识别 R 栅格包中的重叠区域
包:
数据:
- 具有 10 个波段的 rasterStack。
- 每个带包含一个被 NA 包围的图像区域
- 带是逻辑的,即“1”表示图像数据,“0”/NA 表示周围区域
- 每个带的“图像区域”并不完全彼此对齐,尽管大多数带都具有部分重叠
目标:
- 编写一个快速函数,可以返回每个“区域”的栅格图层或像元编号,例如仅包含来自带 1 和 2 的数据的像素落在区域 1 中,仅包含来自带 3 和 4 的数据的像素落在区域 2 等。如果返回 rasterLayer,我需要能够稍后将区域值与波段编号进行匹配。
第一次尝试:
# Possible band combinations
values = integer(0)
for(i in 1:nlayers(myraster)){
combs = combn(1:nlayers(myraster), i)
for(j in 1:ncol(combs)){
values = c(values, list(combs[,j]))
}
}
# Define the zone finding function
find_zones = function(bands){
# The intersection of the bands of interest
a = subset(myraster, 1)
values(a) = TRUE
for(i in bands){
a = a & myraster[[i]]
}
# Union of the remaining bands
b = subset(myraster, 1)
values(b) = FALSE
for(i in seq(1:nlayers(myraster))[-bands]){
b = b | myraster[[i]]
}
#plot(a & !b)
cells = Which(a & !b, cells=TRUE)
return(cells)
}
# Applying the function
results = lapply(values, find_zones)
我当前的函数需要很长时间才能执行。
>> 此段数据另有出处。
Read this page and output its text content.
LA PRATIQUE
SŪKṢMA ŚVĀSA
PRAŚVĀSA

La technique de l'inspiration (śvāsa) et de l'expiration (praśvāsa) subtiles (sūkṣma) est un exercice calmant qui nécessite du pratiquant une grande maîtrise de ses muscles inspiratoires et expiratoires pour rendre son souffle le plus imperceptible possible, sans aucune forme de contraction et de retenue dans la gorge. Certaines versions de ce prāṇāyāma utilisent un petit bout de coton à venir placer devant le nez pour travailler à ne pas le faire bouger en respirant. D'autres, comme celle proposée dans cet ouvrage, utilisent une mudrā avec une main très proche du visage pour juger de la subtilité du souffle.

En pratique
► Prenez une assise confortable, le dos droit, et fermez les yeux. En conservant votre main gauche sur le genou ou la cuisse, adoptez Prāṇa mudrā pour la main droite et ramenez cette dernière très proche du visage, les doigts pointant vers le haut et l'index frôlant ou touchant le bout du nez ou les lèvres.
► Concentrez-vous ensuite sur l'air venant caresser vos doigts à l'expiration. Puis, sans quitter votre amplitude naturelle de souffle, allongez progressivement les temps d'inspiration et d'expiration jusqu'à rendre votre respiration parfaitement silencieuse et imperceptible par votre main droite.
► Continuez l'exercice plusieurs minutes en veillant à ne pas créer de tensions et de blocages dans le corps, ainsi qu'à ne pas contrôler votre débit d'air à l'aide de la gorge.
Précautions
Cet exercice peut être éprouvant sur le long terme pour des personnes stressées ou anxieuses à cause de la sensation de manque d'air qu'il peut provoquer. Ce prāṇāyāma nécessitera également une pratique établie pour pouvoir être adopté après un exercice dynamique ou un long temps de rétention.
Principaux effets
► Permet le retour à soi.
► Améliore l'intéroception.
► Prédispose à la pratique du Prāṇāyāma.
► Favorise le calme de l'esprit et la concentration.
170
你能想出更好的办法吗?请注意,我不仅仅想知道每个像素有多少个波段有数据,我还需要知道哪些波段。这样做的目的是为了以后对不同的区域进行不同的处理。
另请注意,现实场景是 3000 x 3000 或更大的栅格,可能有超过 10 个波段。
编辑
由 10 个偏移图像区域组成的一些示例数据:
# Sample data
library(raster)
for(i in 1:10) {
start_line = i*10*1000
end_line = 1000000 - 800*1000 - start_line
offset = i * 10
data = c(rep(0,start_line), rep(c(rep(0,offset), rep(1,800), rep(0,200-offset)), 800), rep(0, end_line))
current_layer = raster(nrows=1000, ncols=1000)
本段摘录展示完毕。